After all, English was an international language that had spread everywhere and
conquered entire continents. All thanks to the might of the British Empire that
had subdued such vast territories, implanting its language as it went. The
British colonists and settlers had felt quite at home on a continent discovered
by the Spanish, and in Asia, and in distant Australia. When Isaac looked at how
many universities there were in England, it occurred to him that this country
was an example of how the world had been conquered not simply by military
might, but by education.

The
university was splendid; the only thing making him feel worried was the task
ahead – finding a lead to Professor Link.

“Look,
Bikie, there’s our goal, the professor himself with a bronze head.”

“Enough
with the jokes.
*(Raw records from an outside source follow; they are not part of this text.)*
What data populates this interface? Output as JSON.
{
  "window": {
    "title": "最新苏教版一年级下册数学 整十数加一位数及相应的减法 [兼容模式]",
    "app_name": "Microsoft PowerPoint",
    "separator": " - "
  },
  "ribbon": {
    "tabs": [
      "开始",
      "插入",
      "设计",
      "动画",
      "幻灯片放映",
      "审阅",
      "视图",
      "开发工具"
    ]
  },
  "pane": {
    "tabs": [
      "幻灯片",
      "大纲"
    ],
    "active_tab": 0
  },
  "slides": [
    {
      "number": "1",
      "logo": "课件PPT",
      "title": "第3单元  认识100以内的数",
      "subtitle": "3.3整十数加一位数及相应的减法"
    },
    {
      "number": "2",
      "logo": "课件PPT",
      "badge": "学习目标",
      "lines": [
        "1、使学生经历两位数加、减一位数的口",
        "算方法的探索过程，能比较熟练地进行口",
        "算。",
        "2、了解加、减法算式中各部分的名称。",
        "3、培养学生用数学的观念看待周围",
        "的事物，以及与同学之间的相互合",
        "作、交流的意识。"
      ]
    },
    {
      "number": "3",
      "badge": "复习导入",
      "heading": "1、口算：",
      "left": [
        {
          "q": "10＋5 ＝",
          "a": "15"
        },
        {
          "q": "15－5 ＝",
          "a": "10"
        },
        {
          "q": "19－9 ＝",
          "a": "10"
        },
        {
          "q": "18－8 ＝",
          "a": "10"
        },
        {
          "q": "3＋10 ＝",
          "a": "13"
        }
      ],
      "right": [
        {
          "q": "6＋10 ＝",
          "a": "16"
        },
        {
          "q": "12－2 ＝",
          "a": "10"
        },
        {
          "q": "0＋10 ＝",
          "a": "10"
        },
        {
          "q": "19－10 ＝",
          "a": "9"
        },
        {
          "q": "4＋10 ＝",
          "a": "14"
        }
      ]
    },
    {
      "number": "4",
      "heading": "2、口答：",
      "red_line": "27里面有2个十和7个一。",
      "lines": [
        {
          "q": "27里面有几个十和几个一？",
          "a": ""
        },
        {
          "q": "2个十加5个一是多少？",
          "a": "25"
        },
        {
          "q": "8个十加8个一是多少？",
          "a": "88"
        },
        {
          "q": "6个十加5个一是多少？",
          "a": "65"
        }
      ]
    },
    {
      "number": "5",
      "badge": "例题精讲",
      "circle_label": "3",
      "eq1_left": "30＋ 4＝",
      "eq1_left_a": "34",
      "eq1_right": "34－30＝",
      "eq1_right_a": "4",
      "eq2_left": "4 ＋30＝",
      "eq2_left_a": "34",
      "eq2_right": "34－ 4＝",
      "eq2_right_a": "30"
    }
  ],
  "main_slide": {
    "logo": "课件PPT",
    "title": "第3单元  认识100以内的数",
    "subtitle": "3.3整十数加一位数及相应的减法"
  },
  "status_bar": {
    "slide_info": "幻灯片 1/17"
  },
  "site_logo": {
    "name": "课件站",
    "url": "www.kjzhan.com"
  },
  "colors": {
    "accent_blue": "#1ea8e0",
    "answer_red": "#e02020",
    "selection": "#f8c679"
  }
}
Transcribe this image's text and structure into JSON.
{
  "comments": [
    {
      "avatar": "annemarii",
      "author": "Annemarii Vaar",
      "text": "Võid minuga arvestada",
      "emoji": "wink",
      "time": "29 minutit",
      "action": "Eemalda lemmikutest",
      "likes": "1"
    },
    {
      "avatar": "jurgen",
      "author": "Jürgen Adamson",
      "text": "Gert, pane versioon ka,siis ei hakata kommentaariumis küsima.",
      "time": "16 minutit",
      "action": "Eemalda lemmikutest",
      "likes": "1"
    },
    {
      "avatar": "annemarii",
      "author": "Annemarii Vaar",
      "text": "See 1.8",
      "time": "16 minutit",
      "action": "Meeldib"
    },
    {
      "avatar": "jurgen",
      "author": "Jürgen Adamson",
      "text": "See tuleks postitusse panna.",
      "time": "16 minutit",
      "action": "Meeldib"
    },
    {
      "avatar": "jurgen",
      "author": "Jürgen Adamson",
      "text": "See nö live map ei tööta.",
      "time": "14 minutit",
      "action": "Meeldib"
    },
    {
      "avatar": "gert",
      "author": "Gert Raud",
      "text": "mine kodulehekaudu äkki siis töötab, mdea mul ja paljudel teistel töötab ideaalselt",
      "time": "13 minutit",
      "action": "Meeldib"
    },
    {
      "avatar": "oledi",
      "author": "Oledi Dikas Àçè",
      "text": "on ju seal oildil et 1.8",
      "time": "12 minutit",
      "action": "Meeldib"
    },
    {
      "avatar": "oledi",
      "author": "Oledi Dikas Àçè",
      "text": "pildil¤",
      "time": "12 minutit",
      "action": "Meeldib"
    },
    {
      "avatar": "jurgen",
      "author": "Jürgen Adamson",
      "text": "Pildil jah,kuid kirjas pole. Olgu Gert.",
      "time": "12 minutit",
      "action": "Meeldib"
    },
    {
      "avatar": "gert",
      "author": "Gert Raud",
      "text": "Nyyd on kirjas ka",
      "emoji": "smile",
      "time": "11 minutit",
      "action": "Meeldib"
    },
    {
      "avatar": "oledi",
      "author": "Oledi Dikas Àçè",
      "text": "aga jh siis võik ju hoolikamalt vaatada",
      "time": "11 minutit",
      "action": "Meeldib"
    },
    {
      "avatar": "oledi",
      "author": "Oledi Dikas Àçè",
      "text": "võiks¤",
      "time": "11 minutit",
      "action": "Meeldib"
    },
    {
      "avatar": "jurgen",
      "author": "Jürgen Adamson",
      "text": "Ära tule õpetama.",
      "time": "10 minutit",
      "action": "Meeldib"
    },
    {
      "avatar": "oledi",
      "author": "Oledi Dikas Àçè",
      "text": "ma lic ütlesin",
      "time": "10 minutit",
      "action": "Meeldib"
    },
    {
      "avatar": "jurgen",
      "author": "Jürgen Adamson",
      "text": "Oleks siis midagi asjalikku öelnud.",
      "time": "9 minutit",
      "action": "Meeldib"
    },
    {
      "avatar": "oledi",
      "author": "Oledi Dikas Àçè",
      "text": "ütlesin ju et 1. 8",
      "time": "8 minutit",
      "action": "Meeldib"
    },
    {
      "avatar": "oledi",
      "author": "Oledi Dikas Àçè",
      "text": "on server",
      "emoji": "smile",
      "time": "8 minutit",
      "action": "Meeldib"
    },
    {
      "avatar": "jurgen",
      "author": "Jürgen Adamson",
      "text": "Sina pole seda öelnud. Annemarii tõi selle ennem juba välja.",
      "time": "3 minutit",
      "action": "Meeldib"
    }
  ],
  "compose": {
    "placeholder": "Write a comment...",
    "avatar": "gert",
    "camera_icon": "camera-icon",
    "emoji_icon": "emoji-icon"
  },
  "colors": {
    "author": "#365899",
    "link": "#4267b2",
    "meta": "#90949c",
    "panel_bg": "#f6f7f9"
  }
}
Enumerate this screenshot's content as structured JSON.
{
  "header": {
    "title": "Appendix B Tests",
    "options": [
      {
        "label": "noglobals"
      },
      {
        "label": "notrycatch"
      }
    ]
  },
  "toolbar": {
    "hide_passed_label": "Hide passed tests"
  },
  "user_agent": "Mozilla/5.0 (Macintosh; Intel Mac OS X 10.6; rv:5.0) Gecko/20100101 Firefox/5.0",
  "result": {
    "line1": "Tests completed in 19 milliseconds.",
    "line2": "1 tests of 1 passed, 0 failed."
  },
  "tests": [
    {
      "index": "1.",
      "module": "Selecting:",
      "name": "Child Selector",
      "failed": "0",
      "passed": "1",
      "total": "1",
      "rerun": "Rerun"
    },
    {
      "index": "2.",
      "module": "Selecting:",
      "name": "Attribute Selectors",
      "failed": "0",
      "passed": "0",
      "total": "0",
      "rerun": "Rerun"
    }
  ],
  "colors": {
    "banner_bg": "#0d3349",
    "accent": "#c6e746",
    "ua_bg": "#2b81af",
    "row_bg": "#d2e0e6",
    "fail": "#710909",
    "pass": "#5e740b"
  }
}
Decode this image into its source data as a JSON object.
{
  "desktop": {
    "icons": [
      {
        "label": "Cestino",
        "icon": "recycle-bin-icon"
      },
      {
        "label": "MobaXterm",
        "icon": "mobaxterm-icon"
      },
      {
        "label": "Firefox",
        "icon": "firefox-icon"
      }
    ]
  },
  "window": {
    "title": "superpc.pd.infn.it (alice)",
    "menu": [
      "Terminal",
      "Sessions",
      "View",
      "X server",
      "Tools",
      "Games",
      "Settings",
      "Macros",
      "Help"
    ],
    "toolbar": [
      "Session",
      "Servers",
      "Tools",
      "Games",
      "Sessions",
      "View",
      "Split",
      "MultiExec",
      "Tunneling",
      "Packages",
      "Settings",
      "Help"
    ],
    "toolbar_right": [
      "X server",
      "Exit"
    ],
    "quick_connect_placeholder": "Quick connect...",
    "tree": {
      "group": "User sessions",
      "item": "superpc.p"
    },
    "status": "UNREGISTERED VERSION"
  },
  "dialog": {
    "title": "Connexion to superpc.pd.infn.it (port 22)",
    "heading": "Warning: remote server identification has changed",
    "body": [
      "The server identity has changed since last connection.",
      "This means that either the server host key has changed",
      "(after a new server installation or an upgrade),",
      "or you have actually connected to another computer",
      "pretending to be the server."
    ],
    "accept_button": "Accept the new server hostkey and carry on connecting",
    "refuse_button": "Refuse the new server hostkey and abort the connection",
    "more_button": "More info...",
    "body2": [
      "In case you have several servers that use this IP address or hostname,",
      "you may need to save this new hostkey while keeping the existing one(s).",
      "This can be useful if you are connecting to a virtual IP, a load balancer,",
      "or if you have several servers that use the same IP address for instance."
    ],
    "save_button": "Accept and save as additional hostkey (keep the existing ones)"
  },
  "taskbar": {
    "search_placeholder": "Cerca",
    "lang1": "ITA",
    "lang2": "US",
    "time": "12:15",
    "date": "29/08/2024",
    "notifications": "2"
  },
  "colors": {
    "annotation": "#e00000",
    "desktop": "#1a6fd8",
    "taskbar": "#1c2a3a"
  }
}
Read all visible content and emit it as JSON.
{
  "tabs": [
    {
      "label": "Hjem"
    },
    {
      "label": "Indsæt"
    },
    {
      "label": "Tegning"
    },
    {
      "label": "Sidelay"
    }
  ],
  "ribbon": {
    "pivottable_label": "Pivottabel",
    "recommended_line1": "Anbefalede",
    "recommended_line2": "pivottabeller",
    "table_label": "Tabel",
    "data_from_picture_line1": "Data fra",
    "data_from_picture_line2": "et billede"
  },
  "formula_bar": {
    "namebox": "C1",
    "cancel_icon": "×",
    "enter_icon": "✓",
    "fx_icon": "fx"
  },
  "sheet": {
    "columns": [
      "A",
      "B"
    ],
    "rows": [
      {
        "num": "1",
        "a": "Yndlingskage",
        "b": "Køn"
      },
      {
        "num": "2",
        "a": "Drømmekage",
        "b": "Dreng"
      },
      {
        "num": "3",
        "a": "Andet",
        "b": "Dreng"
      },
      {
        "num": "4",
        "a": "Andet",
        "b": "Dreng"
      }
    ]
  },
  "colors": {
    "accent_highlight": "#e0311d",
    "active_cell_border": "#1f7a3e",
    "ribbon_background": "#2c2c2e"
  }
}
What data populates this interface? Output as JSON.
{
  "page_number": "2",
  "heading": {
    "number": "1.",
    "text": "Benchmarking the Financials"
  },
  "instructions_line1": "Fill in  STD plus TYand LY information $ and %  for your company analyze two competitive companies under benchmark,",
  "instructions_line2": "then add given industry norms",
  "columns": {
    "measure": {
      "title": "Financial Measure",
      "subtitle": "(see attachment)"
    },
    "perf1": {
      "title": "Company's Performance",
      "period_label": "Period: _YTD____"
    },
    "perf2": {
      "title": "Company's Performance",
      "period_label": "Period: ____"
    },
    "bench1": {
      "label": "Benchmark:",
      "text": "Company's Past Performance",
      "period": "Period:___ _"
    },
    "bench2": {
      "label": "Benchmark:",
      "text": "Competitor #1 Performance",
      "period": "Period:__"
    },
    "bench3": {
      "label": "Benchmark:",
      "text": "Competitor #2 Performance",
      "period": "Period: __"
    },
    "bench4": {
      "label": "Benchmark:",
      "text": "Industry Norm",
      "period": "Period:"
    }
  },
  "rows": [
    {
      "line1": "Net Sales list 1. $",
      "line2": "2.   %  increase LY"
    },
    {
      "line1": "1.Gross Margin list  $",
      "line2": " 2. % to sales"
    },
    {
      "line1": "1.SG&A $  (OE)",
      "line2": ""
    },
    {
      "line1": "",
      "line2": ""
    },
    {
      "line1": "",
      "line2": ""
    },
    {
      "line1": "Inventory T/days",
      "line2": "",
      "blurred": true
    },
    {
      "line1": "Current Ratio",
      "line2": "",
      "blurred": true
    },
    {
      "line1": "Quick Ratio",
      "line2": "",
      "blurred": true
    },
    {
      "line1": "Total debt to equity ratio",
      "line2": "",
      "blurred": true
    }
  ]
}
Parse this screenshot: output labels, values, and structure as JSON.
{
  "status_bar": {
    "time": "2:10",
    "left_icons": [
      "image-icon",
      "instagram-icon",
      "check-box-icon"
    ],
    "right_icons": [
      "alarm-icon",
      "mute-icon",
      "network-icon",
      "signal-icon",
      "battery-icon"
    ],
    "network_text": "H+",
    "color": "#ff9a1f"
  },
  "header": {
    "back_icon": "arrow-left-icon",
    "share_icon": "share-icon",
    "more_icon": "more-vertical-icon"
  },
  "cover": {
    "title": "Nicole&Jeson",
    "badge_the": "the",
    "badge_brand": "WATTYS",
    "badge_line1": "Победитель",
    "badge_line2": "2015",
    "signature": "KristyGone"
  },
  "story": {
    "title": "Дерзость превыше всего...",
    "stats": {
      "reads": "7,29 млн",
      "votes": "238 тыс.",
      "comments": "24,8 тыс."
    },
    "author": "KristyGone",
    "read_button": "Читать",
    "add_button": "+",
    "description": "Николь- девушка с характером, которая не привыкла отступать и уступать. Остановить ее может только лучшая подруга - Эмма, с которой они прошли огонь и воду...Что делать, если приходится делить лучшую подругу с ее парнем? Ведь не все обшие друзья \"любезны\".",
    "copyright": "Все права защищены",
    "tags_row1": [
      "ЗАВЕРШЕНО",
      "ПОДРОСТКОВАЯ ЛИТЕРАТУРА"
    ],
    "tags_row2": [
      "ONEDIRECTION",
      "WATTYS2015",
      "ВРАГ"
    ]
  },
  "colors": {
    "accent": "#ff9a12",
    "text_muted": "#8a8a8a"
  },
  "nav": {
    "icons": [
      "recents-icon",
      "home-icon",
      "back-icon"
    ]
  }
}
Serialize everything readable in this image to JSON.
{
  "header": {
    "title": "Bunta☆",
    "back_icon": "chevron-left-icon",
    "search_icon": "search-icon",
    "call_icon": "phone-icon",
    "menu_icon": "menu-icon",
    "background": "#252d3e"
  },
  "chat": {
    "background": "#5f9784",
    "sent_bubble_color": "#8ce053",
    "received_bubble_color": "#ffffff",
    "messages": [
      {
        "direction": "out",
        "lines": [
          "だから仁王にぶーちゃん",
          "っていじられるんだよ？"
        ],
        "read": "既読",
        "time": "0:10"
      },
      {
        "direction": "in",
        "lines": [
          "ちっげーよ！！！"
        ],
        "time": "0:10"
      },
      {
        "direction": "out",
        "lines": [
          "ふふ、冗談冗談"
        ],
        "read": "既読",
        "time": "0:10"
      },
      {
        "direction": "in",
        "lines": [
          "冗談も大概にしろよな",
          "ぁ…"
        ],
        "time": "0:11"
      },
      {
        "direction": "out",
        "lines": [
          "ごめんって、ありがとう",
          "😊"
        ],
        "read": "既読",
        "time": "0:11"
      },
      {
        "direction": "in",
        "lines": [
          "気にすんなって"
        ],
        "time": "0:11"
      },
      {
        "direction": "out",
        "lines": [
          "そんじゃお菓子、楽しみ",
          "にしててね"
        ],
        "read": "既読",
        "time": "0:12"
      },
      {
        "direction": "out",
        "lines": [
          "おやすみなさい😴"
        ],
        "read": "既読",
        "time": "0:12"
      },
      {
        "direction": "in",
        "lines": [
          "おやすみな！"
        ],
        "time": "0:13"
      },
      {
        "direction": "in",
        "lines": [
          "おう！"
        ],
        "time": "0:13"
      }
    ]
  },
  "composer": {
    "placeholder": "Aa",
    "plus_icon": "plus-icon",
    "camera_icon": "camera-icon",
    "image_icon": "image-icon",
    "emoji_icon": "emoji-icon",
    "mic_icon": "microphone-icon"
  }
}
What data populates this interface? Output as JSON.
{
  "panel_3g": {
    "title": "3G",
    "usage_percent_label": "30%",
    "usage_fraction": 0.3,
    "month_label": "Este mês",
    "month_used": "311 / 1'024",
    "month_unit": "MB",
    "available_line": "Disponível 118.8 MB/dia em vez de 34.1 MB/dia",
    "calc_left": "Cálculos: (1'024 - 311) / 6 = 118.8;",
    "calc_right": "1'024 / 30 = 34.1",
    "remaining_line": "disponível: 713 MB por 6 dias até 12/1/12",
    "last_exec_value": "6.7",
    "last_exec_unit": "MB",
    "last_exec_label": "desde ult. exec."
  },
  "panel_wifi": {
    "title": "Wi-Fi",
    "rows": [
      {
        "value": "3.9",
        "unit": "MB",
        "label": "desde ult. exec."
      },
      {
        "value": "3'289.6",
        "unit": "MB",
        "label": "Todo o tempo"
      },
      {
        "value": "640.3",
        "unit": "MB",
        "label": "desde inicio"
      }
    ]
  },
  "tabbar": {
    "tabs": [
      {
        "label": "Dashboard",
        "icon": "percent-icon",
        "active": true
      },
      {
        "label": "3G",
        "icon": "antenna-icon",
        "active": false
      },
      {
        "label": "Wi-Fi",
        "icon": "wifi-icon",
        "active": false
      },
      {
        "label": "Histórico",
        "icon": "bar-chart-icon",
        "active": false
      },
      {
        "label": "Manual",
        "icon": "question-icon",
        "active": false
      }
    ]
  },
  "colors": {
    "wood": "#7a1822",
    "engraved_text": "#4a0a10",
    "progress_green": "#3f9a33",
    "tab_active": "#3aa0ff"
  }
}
We need a cover story; people could ask questions about who we
are and why we’re interested in the professor.”

“That’s
not a problem, Bikie! I’ve already used my hard-shell noodle. The subject of
Link’s disappearance is still an event that intrigues people. We’ll introduce
ourselves as student journalists from the University of Monaco. No one will
bother to check if our student journal ‘The Principality and Science’ actually
exists.”

“OK,
I was going to suggest something like that myself!” Bikie said with a nod, and
then out of the blue he started saying how envious he felt looking at the
students in England. “Just look at that building, and how much land they have
here, the lawns. Football pitches and handball courts – who are they training
here sportsmen or eggheads? And those golf courses we saw on the way here!”

“And
those abandoned universities we saw on the way here,” Isaac retorted.

“That’s
true,” Bikie agreed. “Lots of students have given up studying. They went
chasing after the money that COMA promised them, like sheep which only proves
yet again…”

“…
that what we intend to do is right,” said Isaac, completing the thought.

Isaac
and Bikie spent two days searching for everything connected with Jeremy Link.
They rummaged through University publications and spoke with his colleagues and
former students, even with the cleaning lady of his study which was now a
museum. They also studied the publicly accessible archives, as a result, having
asked about Link to everyone they came across. There was zero new information,
they already knew everything that they were told. Link had disappeared
suddenly, without even completing the course he was teaching.

As
they walked out of the building, a gallery of portraits of great scientists
caught Isaac’s attention. The great men looked down at him: Einstein, Leonardo,
Galileo and right there among them was Professor Link. He had his head inclined
to one side and his expression was sardonic, with the eyes narrowed, a real
person. Not a hint of glamour, even in a portrait he’d been captured just as he
was in real life.

“Bikie,
there ought to be other photos of Link, right? Maybe we’ll find a lead in
them?” Isaac exclaimed in sudden insight.

They
looked through what they had collected again, this time studying the images
carefully. They asked students about their photos. Some had photos of
unofficial events, some boasted that they had “me and Link” selfies. People
were glad to show the two journalists their photos with the great celebrity,
and the pair tried to pick new details.